When I look back on it, I think I’ve been in love with her from that first night onward.
I know that wasn’t supposed to be the deal. We, as hired contractors and escorts, are not supposed to allow romantic entanglements to get in the way of meeting our job qualifications.
This is about fulfilling services and completing the tasks necessary to receive payment in exchange for offering her the gratification my body can provide. But I’ve been foolish enough to let my feelings get involved anyway.
And now, I feel more loss than I’ve ever experienced.
I thought I’d felt heartbreak prior to now, but that has been only a dim shadow of this pain. For the past half hour since discovering that Tristan, Jackson, and I were summarily receiving the boot, I’ve been cuddled up with Three Socks in my room shutting myself away.
Until I hear raised voices.
“Elle?” hollers Jackson, and it’s his tenor that has me sitting up and vaulting off my bed. It rings with a note of alarmed urgency, enough that I scamper down those stairs with the hair on the back of my neck standing on end.
I can’t say why him speaking only her name has me feeling like there’s some emergency, but I’ve learned to follow my instincts. And my instincts shout at me to investigate whatever’s making Jackson sound like that.
Once I reach him, Tristan is right by his side, the chef’s dark eyebrows so furrowed that they look like a single straight line across his forehead. I can hear two women’s voices issuing from the cell phone Jackson’s holding, and while I can’t identify one of them, the other belongs to Elle.
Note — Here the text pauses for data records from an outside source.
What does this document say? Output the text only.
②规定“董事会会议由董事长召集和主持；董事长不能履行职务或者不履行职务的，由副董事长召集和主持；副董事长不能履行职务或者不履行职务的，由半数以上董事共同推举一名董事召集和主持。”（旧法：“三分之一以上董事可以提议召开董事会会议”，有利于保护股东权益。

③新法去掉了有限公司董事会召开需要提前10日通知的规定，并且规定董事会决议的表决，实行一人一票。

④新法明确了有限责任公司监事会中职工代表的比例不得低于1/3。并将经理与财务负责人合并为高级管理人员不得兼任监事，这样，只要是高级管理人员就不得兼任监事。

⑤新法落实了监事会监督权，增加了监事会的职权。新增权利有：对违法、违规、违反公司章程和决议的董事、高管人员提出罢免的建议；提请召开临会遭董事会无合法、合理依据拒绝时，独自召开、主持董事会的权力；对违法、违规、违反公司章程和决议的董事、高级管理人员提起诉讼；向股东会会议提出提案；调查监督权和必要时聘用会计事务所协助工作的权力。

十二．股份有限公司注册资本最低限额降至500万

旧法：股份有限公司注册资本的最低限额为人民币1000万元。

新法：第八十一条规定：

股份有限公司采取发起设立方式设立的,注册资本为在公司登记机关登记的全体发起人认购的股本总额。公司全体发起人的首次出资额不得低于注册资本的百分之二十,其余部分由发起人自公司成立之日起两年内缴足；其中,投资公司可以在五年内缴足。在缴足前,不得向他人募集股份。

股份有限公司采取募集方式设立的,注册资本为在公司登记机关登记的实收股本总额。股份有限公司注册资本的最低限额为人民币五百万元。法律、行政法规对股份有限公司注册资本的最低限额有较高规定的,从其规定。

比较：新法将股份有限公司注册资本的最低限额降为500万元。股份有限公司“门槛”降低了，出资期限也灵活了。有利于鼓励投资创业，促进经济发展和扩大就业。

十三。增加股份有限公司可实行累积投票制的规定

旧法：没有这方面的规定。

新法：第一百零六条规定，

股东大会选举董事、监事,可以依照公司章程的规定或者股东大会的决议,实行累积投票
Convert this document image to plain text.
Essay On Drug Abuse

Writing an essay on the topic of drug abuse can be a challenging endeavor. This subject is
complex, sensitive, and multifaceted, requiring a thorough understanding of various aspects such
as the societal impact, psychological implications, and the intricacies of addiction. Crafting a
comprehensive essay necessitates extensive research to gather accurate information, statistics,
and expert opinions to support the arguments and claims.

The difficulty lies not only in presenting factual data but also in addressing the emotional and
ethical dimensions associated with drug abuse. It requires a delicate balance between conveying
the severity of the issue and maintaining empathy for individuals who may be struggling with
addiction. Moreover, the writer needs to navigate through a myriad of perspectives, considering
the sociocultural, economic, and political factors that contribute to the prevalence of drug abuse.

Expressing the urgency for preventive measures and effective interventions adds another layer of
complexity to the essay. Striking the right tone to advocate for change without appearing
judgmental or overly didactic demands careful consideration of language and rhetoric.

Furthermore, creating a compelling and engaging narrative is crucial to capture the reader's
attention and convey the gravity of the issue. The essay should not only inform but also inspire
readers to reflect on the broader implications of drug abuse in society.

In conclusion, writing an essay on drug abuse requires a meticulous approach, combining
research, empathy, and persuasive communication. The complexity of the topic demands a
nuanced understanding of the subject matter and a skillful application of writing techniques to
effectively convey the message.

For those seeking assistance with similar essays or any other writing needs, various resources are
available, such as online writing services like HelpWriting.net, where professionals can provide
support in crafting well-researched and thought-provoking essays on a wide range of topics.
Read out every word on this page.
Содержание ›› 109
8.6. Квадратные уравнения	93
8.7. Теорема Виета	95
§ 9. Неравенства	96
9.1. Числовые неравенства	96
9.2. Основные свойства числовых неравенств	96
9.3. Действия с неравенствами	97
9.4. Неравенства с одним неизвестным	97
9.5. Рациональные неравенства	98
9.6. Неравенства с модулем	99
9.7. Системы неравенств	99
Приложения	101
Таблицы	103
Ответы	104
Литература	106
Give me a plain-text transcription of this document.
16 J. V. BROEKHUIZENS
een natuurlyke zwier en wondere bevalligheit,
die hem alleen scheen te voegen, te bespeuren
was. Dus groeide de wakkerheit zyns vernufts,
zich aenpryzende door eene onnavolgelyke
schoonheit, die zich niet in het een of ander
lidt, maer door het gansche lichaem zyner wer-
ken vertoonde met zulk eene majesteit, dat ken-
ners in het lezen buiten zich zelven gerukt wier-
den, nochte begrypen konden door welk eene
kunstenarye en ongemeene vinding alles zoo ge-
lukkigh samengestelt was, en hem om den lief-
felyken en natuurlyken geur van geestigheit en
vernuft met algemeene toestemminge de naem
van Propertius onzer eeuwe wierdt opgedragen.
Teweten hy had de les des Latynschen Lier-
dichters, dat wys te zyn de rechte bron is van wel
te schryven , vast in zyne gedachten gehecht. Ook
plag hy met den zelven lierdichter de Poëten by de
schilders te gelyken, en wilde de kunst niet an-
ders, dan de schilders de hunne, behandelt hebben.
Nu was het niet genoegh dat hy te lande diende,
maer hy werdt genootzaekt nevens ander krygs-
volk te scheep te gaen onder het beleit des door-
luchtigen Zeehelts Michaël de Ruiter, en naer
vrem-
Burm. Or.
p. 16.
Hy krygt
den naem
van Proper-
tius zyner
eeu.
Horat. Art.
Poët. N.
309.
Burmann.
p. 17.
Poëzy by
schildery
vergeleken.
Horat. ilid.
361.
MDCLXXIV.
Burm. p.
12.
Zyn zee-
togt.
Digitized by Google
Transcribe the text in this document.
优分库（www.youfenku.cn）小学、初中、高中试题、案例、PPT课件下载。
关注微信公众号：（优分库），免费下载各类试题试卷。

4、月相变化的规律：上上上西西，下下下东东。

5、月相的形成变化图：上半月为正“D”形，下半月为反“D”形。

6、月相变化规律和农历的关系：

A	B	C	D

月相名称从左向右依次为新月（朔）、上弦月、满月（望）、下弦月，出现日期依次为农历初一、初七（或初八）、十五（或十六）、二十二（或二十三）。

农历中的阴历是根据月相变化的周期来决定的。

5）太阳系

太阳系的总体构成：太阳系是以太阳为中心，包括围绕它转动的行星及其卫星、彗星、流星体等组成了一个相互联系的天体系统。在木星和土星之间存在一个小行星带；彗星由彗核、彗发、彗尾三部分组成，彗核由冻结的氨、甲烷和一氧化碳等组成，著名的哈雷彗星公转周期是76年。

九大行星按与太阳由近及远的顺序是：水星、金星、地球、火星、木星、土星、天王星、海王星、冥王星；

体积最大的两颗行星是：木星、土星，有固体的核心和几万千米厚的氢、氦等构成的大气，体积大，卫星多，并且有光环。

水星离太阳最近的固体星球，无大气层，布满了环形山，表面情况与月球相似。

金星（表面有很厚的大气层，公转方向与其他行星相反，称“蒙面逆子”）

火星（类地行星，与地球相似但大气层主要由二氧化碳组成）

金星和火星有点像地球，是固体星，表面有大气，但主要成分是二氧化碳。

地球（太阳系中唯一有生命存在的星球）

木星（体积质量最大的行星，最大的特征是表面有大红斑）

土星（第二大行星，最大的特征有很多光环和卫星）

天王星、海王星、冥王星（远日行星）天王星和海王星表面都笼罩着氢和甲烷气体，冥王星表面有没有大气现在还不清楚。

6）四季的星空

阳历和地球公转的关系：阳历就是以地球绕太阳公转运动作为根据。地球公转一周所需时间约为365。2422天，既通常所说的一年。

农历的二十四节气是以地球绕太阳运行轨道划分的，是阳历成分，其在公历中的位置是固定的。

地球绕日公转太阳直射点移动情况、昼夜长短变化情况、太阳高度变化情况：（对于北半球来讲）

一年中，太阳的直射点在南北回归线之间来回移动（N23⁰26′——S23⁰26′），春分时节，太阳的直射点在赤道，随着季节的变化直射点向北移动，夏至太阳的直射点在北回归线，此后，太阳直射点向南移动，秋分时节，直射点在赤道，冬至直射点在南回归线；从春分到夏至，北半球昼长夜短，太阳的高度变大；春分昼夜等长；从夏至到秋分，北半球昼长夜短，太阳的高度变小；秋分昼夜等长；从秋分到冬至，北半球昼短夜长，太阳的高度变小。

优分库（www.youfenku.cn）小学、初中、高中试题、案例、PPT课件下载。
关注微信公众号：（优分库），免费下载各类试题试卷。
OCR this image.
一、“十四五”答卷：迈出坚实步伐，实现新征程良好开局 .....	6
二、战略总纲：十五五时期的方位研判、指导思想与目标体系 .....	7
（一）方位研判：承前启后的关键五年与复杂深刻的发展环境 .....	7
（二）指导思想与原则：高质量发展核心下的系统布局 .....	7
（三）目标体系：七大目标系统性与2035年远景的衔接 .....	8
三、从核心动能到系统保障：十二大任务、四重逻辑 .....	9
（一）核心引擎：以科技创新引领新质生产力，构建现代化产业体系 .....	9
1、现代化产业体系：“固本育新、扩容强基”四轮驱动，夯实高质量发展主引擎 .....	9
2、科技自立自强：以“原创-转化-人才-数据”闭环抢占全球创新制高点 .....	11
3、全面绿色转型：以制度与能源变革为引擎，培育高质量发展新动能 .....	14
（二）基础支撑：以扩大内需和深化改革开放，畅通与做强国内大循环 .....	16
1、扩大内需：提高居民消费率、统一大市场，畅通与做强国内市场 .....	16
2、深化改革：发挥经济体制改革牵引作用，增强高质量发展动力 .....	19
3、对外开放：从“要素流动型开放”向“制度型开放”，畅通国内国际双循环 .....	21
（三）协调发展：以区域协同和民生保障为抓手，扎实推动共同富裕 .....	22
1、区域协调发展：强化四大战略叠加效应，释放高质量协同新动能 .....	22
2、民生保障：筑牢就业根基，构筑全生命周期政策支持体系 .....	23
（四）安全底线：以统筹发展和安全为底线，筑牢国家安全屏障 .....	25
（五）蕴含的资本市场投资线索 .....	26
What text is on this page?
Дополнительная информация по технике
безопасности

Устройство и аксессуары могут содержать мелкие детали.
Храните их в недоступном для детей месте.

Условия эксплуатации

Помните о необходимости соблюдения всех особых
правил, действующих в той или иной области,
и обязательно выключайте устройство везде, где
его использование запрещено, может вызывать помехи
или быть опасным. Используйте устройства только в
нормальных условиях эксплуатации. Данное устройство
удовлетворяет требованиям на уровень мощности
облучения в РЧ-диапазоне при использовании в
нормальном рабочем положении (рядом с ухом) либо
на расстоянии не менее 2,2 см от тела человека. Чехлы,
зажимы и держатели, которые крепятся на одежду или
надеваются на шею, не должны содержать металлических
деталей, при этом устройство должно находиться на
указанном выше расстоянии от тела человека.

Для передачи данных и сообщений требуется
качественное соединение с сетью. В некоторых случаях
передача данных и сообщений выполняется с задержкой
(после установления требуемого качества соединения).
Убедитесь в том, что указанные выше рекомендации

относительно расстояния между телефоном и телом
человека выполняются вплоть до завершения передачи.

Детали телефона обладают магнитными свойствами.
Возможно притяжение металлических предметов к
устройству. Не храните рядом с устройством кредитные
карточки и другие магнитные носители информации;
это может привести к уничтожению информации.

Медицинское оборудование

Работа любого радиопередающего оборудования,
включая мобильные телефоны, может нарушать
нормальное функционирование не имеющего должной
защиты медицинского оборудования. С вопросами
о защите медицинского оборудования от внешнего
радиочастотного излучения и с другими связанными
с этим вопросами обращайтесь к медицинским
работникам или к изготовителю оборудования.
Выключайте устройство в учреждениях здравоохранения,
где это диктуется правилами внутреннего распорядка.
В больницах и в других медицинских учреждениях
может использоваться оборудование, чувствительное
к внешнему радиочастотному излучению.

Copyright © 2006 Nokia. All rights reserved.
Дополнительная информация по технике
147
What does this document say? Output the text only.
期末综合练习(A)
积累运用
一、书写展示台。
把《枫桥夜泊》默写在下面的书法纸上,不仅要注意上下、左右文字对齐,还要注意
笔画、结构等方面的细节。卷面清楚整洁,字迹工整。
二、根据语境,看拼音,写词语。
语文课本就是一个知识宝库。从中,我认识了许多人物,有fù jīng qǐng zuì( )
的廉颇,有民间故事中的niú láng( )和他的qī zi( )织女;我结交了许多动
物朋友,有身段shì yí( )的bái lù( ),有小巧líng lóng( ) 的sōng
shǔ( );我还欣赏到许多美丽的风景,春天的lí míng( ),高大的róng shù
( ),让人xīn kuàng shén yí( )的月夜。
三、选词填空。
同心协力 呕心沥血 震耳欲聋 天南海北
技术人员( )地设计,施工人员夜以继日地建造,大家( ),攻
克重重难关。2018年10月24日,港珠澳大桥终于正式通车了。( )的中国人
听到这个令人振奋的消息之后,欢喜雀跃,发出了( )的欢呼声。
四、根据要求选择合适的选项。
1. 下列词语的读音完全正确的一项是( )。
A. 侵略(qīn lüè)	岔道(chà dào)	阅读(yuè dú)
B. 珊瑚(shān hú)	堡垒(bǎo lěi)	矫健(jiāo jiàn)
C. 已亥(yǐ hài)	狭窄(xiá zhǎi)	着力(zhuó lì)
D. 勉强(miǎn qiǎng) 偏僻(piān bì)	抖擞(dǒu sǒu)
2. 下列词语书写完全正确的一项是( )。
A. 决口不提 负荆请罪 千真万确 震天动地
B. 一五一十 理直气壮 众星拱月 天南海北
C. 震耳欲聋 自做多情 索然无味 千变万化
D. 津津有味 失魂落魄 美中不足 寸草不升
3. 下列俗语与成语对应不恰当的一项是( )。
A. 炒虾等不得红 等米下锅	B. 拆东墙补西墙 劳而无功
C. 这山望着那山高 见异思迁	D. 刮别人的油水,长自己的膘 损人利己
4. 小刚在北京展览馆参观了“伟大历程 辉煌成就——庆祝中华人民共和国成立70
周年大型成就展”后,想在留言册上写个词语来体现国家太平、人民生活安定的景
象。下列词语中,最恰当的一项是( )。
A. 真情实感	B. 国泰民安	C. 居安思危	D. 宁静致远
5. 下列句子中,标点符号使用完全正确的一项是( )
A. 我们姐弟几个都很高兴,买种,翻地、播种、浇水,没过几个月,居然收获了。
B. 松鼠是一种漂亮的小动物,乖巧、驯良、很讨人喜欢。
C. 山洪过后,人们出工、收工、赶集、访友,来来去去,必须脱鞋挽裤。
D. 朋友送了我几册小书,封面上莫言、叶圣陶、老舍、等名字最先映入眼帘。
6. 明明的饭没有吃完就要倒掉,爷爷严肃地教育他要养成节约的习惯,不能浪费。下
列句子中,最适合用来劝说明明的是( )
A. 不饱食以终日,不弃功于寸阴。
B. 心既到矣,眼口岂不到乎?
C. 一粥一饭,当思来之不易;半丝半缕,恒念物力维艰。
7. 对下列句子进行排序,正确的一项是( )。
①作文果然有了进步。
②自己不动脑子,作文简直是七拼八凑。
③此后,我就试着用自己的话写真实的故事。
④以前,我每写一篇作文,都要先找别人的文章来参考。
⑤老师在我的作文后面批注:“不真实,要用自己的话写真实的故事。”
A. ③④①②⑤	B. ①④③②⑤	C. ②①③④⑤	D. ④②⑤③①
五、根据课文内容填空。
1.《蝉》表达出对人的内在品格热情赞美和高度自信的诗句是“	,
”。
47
The unknown woman threatens Elliana in a voice thick with menace, telling her if she doesn’t follow instructions, she’ll blow the clerk to smithereens. The clerk. Andre. This other woman is there at Blingblang.
I hear Elle call her Tanya and say that she’s the one who’s been sending her those sinister cards.
This Tanya woman is the stalker.
“Elliana,” Jackson yells again, and right after that Tristan is next to him shouting in as anxious a tone as I’ve ever heard from him.
“What the fuck is happening?”
“Elle?” I join the fray automatically, unable to stop myself. The three of us act as one as we scrutinize the screen of Tristan’s phone even if all we can make out is the unremarkable drop ceiling of Elle’s workshop.
But then, suddenly, the screen becomes a blur and there is what sounds like the pummeling of a hammer. Everything goes dark after that as the line cuts off leaving the three of us staring at each other in horror. Jackson tosses Tristan his phone back and uses his own to dial 911 as we scramble through the house.
Upon reaching the attached garage, all of us pile into my Tacoma. I’m still in my socks and some sweats emblazoned with DCFD & EMS from the department, but I don’t care. We have to reach Elle, and there’s no time to spare.
Jackson is rattling off Elle’s location along with the fact that her stalker is there with her.
“Yes, Blingblang,” he barks out at the dispatcher, his typical jocular nature replaced with exasperation as he recites Elliana’s business address.
Shouldn’t they already have that on file?
Tristan is meanwhile trying the main store number, but all I hear from his attempts is it ringing off the hook. No one is answering. After several rings, a prerecorded voicemail stating that the store is closed plays, even though it’s still technically over an hour before they should shut down.